La risposta è sì. Con i 36 miliardi del Mes sarebbe più facile, naturalmente. Senza, però, il sentiero si fa stretto, ma ancora percorribile. Grazie alla Bce. La banca centrale europea si è sostanzialmente impegnata a comprare 220 miliardi di euro di titoli pubblici italiani, quest’anno. In sostanza, è pronta ad assorbire il debito in più di cui l’Italia avrà bisogno quest’anno. L’Osservatorio dei conti pubblici di Carlo Cottarelli ha calcolato che, anche se il debito viaggiasse oltre il 150 per cento, la quota in mano al mercato non si muovebbe di molto: dal 112 al 119 per cento. Il resto sarebbe in mano a istituzioni europee.

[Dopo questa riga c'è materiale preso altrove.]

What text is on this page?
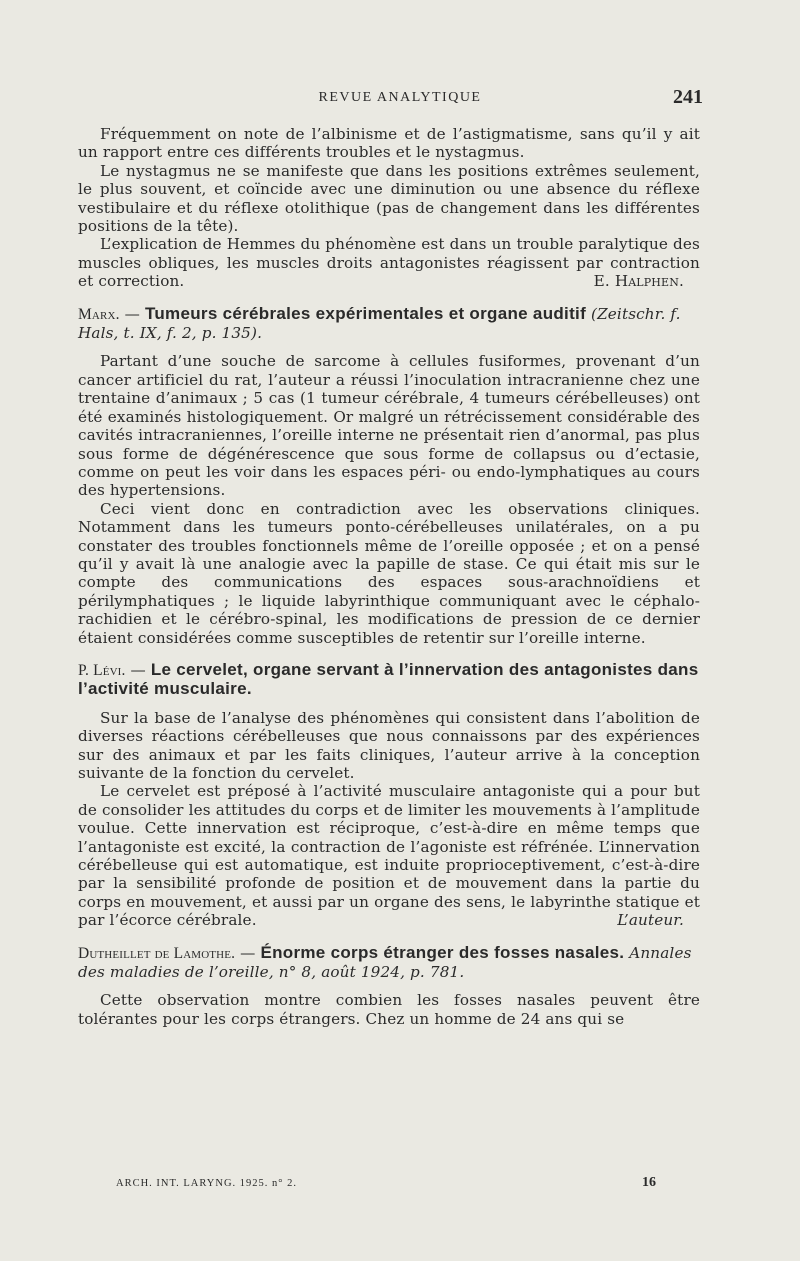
REVUE ANALYTIQUE	241

Fréquemment on note de l’albinisme et de l’astigmatisme, sans qu’il y ait un rapport entre ces différents troubles et le nystagmus.

Le nystagmus ne se manifeste que dans les positions extrêmes seulement, le plus souvent, et coïncide avec une diminution ou une absence du réflexe vestibulaire et du réflexe otolithique (pas de changement dans les différentes positions de la tête).

L’explication de Hemmes du phénomène est dans un trouble paralytique des muscles obliques, les muscles droits antagonistes réagissent par contraction et correction.	E. Halphen.

Marx. — Tumeurs cérébrales expérimentales et organe auditif (Zeitschr. f. Hals, t. IX, f. 2, p. 135).

Partant d’une souche de sarcome à cellules fusiformes, provenant d’un cancer artificiel du rat, l’auteur a réussi l’inoculation intracranienne chez une trentaine d’animaux ; 5 cas (1 tumeur cérébrale, 4 tumeurs cérébelleuses) ont été examinés histologiquement. Or malgré un rétrécissement considérable des cavités intracraniennes, l’oreille interne ne présentait rien d’anormal, pas plus sous forme de dégénérescence que sous forme de collapsus ou d’ectasie, comme on peut les voir dans les espaces péri- ou endo-lymphatiques au cours des hypertensions.

Ceci vient donc en contradiction avec les observations cliniques. Notamment dans les tumeurs ponto-cérébelleuses unilatérales, on a pu constater des troubles fonctionnels même de l’oreille opposée ; et on a pensé qu’il y avait là une analogie avec la papille de stase. Ce qui était mis sur le compte des communications des espaces sous-arachnoïdiens et périlymphatiques ; le liquide labyrinthique communiquant avec le céphalo-rachidien et le cérébro-spinal, les modifications de pression de ce dernier étaient considérées comme susceptibles de retentir sur l’oreille interne.

P. Lévi. — Le cervelet, organe servant à l’innervation des antagonistes dans l’activité musculaire.

Sur la base de l’analyse des phénomènes qui consistent dans l’abolition de diverses réactions cérébelleuses que nous connaissons par des expériences sur des animaux et par les faits cliniques, l’auteur arrive à la conception suivante de la fonction du cervelet.

Le cervelet est préposé à l’activité musculaire antagoniste qui a pour but de consolider les attitudes du corps et de limiter les mouvements à l’amplitude voulue. Cette innervation est réciproque, c’est-à-dire en même temps que l’antagoniste est excité, la contraction de l’agoniste est réfrénée. L’innervation cérébelleuse qui est automatique, est induite proprioceptivement, c’est-à-dire par la sensibilité profonde de position et de mouvement dans la partie du corps en mouvement, et aussi par un organe des sens, le labyrinthe statique et par l’écorce cérébrale.	L’auteur.

Dutheillet de Lamothe. — Énorme corps étranger des fosses nasales. Annales des maladies de l’oreille, n° 8, août 1924, p. 781.

Cette observation montre combien les fosses nasales peuvent être tolérantes pour les corps étrangers. Chez un homme de 24 ans qui se

ARCH. INT. LARYNG. 1925. n° 2.	16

E, poiché la Bce, finora, dal 2012, quando ha iniziato a rastrellare titoli pubblici, li ha sempre rinnovati alla scadenza, l’Italia potrebbe continuare a contare sul fatto che un quarto del suo debito pubblico, di fatto, non esiste, nella versione più moderna del tradizionale “stampar moneta”.

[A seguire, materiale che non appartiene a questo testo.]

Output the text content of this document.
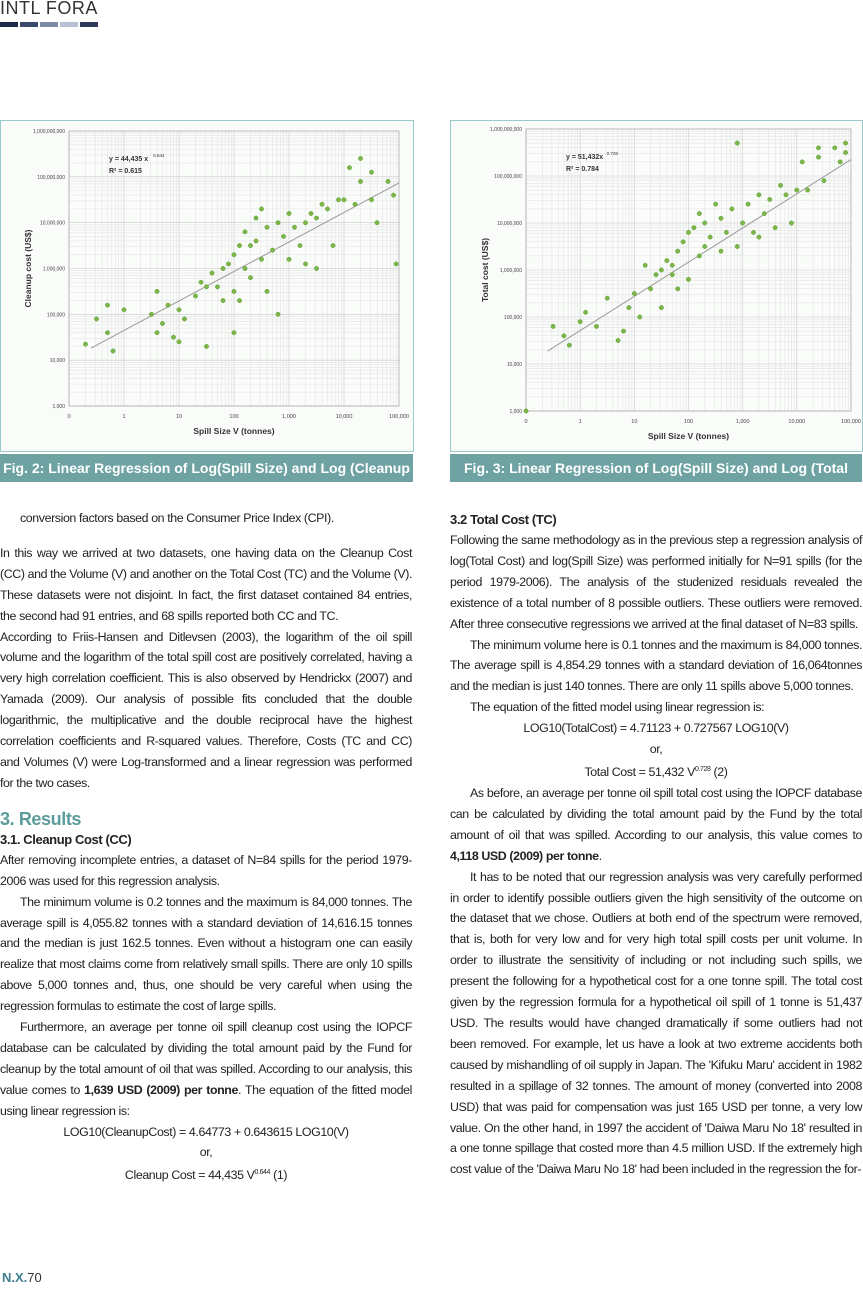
INTL FORA
0	1	10	100	1,000	10,000	100,000
1,000,000,000
100,000,000
10,000,000
1,000,000
100,000
10,000
1,000
Spill Size V (tonnes)
Cleanup cost (US$)
y = 44,435 x
0.644
R² = 0.615
Fig. 2: Linear Regression of Log(Spill Size) and Log (Cleanup Cost)
0	1	10	100	1,000	10,000	100,000
1,000,000,000
100,000,000
10,000,000
1,000,000
100,000
10,000
1,000
Spill Size V (tonnes)
Total cost (US$)
y = 51,432x
0.728
R² = 0.784
Fig. 3: Linear Regression of Log(Spill Size) and Log (Total Cost)

conversion factors based on the Consumer Price Index (CPI).

In this way we arrived at two datasets, one having data on the Cleanup Cost (CC) and the Volume (V) and another on the Total Cost (TC) and the Volume (V). These datasets were not disjoint. In fact, the first dataset contained 84 entries, the second had 91 entries, and 68 spills reported both CC and TC.

According to Friis-Hansen and Ditlevsen (2003), the logarithm of the oil spill volume and the logarithm of the total spill cost are positively correlated, having a very high correlation coefficient. This is also observed by Hendrickx (2007) and Yamada (2009). Our analysis of possible fits concluded that the double logarithmic, the multiplicative and the double reciprocal have the highest correlation coefficients and R-squared values. Therefore, Costs (TC and CC) and Volumes (V) were Log-transformed and a linear regression was performed for the two cases.

3. Results
3.1. Cleanup Cost (CC)

After removing incomplete entries, a dataset of N=84 spills for the period 1979-2006 was used for this regression analysis.

The minimum volume is 0.2 tonnes and the maximum is 84,000 tonnes. The average spill is 4,055.82 tonnes with a standard deviation of 14,616.15 tonnes and the median is just 162.5 tonnes. Even without a histogram one can easily realize that most claims come from relatively small spills. There are only 10 spills above 5,000 tonnes and, thus, one should be very careful when using the regression formulas to estimate the cost of large spills.

Furthermore, an average per tonne oil spill cleanup cost using the IOPCF database can be calculated by dividing the total amount paid by the Fund for cleanup by the total amount of oil that was spilled. According to our analysis, this value comes to 1,639 USD (2009) per tonne. The equation of the fitted model using linear regression is:

LOG10(CleanupCost) = 4.64773 + 0.643615 LOG10(V)

or,

Cleanup Cost = 44,435 $V^{0.644}$ (1)

3.2 Total Cost (TC)

Following the same methodology as in the previous step a regression analysis of log(Total Cost) and log(Spill Size) was performed initially for N=91 spills (for the period 1979-2006). The analysis of the studenized residuals revealed the existence of a total number of 8 possible outliers. These outliers were removed. After three consecutive regressions we arrived at the final dataset of N=83 spills.

The minimum volume here is 0.1 tonnes and the maximum is 84,000 tonnes. The average spill is 4,854.29 tonnes with a standard deviation of 16,064tonnes and the median is just 140 tonnes. There are only 11 spills above 5,000 tonnes.

The equation of the fitted model using linear regression is:

LOG10(TotalCost) = 4.71123 + 0.727567 LOG10(V)

or,

Total Cost = 51,432 $V^{0.728}$ (2)

As before, an average per tonne oil spill total cost using the IOPCF database can be calculated by dividing the total amount paid by the Fund by the total amount of oil that was spilled. According to our analysis, this value comes to 4,118 USD (2009) per tonne.

It has to be noted that our regression analysis was very carefully performed in order to identify possible outliers given the high sensitivity of the outcome on the dataset that we chose. Outliers at both end of the spectrum were removed, that is, both for very low and for very high total spill costs per unit volume. In order to illustrate the sensitivity of including or not including such spills, we present the following for a hypothetical cost for a one tonne spill. The total cost given by the regression formula for a hypothetical oil spill of 1 tonne is 51,437 USD. The results would have changed dramatically if some outliers had not been removed. For example, let us have a look at two extreme accidents both caused by mishandling of oil supply in Japan. The 'Kifuku Maru' accident in 1982 resulted in a spillage of 32 tonnes. The amount of money (converted into 2008 USD) that was paid for compensation was just 165 USD per tonne, a very low value. On the other hand, in 1997 the accident of 'Daiwa Maru No 18' resulted in a one tonne spillage that costed more than 4.5 million USD. If the extremely high cost value of the 'Daiwa Maru No 18' had been included in the regression the for-

N.X.70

Ma, fino a quando? I segnali di fumo che vengono dai mercati non sono rassicuranti. Nel giro di pochi giorni, la scorsa settimana, il Financial Times ha pubblicato due articoli che mettono in dubbio la tenuta dei conti italiani. La Bce, prima o poi – si argomenta – potrebbe decidere di rientrare e liquidare i titoli, magari sotto la pressione dell’opinione pubblica tedesca. In vista di questo rischio, le agenzie di rating potrebbero essere spinte a tagliare il voto dell’Italia, gli investitori potrebbero chiedere interessi sempre più pesanti, avviando una spirale che renderebbe il debito italiano sempre meno sostenibile. Le munizioni attuali della Bce, i mille miliardi di euro appena messi in campo, dicono i due articoli, potrebbero non bastare. Verosimile? Probabilmente, no. Ma l’esperienza insegna che i mercati si muovono, spesso, anche per ombre più inconsistenti di queste.

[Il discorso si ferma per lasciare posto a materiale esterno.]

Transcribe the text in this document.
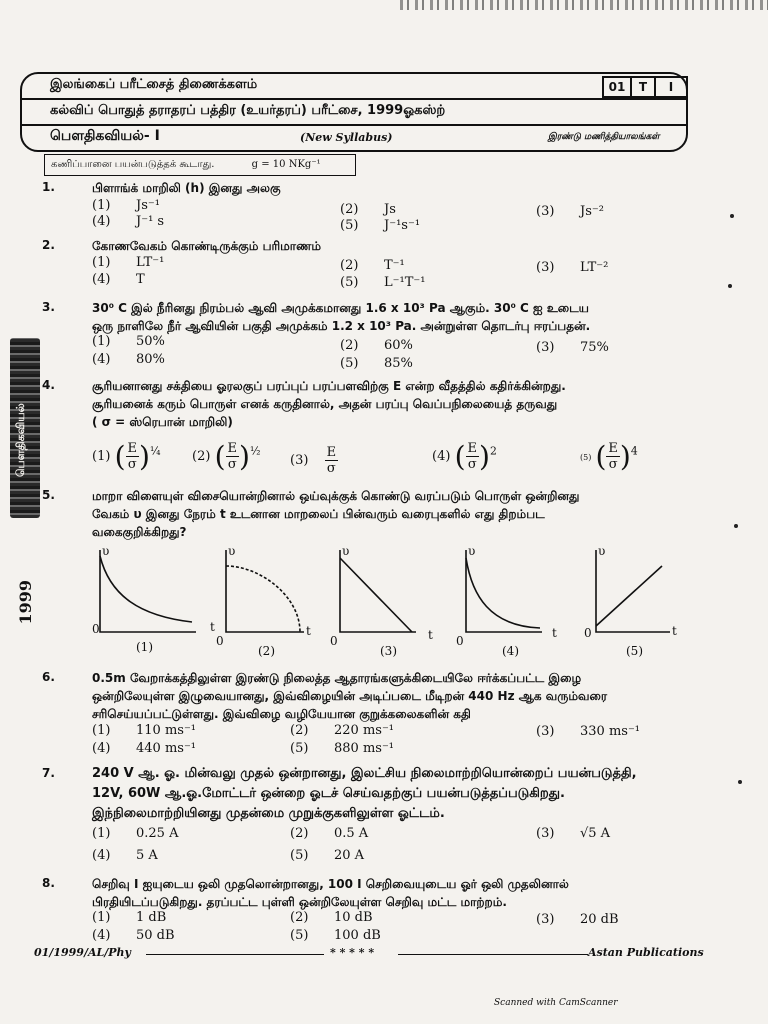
இலங்கைப் பரீட்சைத் திணைக்களம்
கல்விப் பொதுத் தராதரப் பத்திர (உயர்தரப்) பரீட்சை, 1999ஓகஸ்ற்
பௌதிகவியல்- I	(New Syllabus)	இரண்டு மணித்தியாலங்கள்
01	T	I
கணிப்பானை பயன்படுத்தக் கூடாது.	g = 10 NKg⁻¹
பௌதிகவியல்
1999
1.	பிளாங்க் மாறிலி (h) இனது அலகு
(1) Js⁻¹	(2) Js	(3) Js⁻²
(4) J⁻¹ s	(5) J⁻¹s⁻¹
2.	கோணவேகம் கொண்டிருக்கும் பரிமாணம்
(1) LT⁻¹	(2) T⁻¹	(3) LT⁻²
(4) T	(5) L⁻¹T⁻¹
3.	30⁰ C இல் நீரினது நிரம்பல் ஆவி அமுக்கமானது 1.6 x 10³ Pa ஆகும். 30⁰ C ஐ உடைய
ஒரு நாளிலே நீர் ஆவியின் பகுதி அமுக்கம் 1.2 x 10³ Pa. அன்றுள்ள தொடர்பு ஈரப்பதன்.
(1) 50%	(2) 60%	(3) 75%
(4) 80%	(5) 85%
4.	சூரியனானது சக்தியை ஓரலகுப் பரப்புப் பரப்பளவிற்கு E என்ற வீதத்தில் கதிர்க்கின்றது.
சூரியனைக் கரும் பொருள் எனக் கருதினால், அதன் பரப்பு வெப்பநிலையைத் தருவது
( σ = ஸ்ரெபான் மாறிலி)
(1) ( $\frac{E}{\sigma} )^{\frac{1}{4}}$ (2) ( $\frac{E}{\sigma} )^{\frac{1}{2}}$
$(3) \frac{E}{\sigma}$	(4) ( $\frac{E}{\sigma} )^2$	(5) ( $\frac{E}{\sigma} )^4$
5.	மாறா விளையுள் விசையொன்றினால் ஒய்வுக்குக் கொண்டு வரப்படும் பொருள் ஒன்றினது
வேகம் υ இனது நேரம் t உடனான மாறலைப் பின்வரும் வரைபுகளில் எது திறம்பட
வகைகுறிக்கிறது?
υ	υ	υ	υ	υ
0
0	0	0
0
t	t	t	t	t
(1)	(2)	(3)	(4)	(5)
6.	0.5m வேறாக்கத்திலுள்ள இரண்டு நிலைத்த ஆதாரங்களுக்கிடையிலே ஈர்க்கப்பட்ட இழை
ஒன்றிலேயுள்ள இழுவையானது, இவ்விழையின் அடிப்படை மீடிறன் 440 Hz ஆக வரும்வரை
சரிசெய்யப்பட்டுள்ளது. இவ்விழை வழியேயான குறுக்கலைகளின் கதி
(1) 110 ms⁻¹	(2) 220 ms⁻¹	(3) 330 ms⁻¹
(4) 440 ms⁻¹	(5) 880 ms⁻¹
7.	240 V ஆ. ஓ. மின்வலு முதல் ஒன்றானது, இலட்சிய நிலைமாற்றியொன்றைப் பயன்படுத்தி,
12V, 60W ஆ.ஓ.மோட்டர் ஒன்றை ஓடச் செய்வதற்குப் பயன்படுத்தப்படுகிறது.
இந்நிலைமாற்றியினது முதன்மை முறுக்குகளிலுள்ள ஓட்டம்.
(1) 0.25 A	(2) 0.5 A	(3) √5 A
(4) 5 A	(5) 20 A
8.	செறிவு I ஐயுடைய ஒலி முதலொன்றானது, 100 I செறிவையுடைய ஓர் ஒலி முதலினால்
பிரதியிடப்படுகிறது. தரப்பட்ட புள்ளி ஒன்றிலேயுள்ள செறிவு மட்ட மாற்றம்.
(1) 1 dB	(2) 10 dB	(3) 20 dB
(4) 50 dB	(5) 100 dB
01/1999/AL/Phy	* * * * *	Astan Publications
Scanned with CamScanner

Ed ecco dove viene buona la seconda cruciale opportunità offerta dal Mes. La Bce, infatti, (è l’originario bazooka di Mario Draghi) è impegnata a difendere, senza vincoli o limitazioni di sorta, il debito di un paese che ha fatto ricorso al Meccanismo europeo di solidarietà. Una polizza di assicurazione che vale anche più dei 36 miliardi.